The most active gold contract for February delivery fell 11 US dollars, or 1 percent, to settle at $1,085.20 per ounce.
The precious metal came under pressure on Tuesday as European equities rebounded after a week of market turmoil. FTSE 100 Index, the British benchmark stock market gauge, Tuesday increased by 0. 98 percent, the French CAC 40 rose by 1.53 percent, and the German DAX rose by 1.63 percent.
Analysts noted that when equities post losses, the precious metal usually goes up, as investors are looking for a safe havens.
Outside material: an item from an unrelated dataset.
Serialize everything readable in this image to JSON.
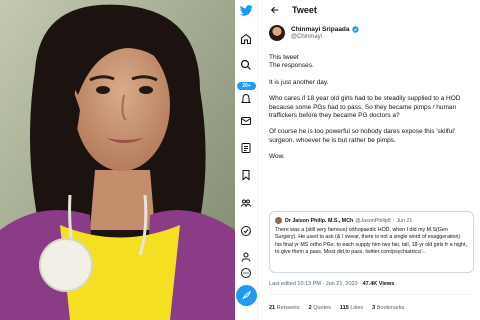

The US Dollar Index, a measure of the dollar against a basket of major currencies, rose by 0.06 to 98.88 as of 06.25 p.m.
Meanwhile, the Job Openings and Labor Turnover report released by the US Department of Labor showed that job openings were up slightly in November to 5.431 million.
Analysts say the long-term trend for gold remains strongly bearish as the Fed began the first of its interest rate hikes came in December, despite expectations for a delay until 2016.
Some analysts believe that the Fed may increase its key interest rate at the next Federal Open Market Committee (FOMC) meeting in March.
An increase in the Fed’s interest rate drives investors away from gold and towards assets with a return, as the precious metal bears no interest. Until the December FOMC meeting, there had not been an increase in the Fed’s interest rate since June 2006, before the beginning of the American financial crisis.
Silver for March delivery fell 11.5 cents, or 0.83 percent, to close at 13.751 dollars per ounce. Platinum for April delivery dropped $7.7, or 0.91 percent, to close at $838.60 per ounce.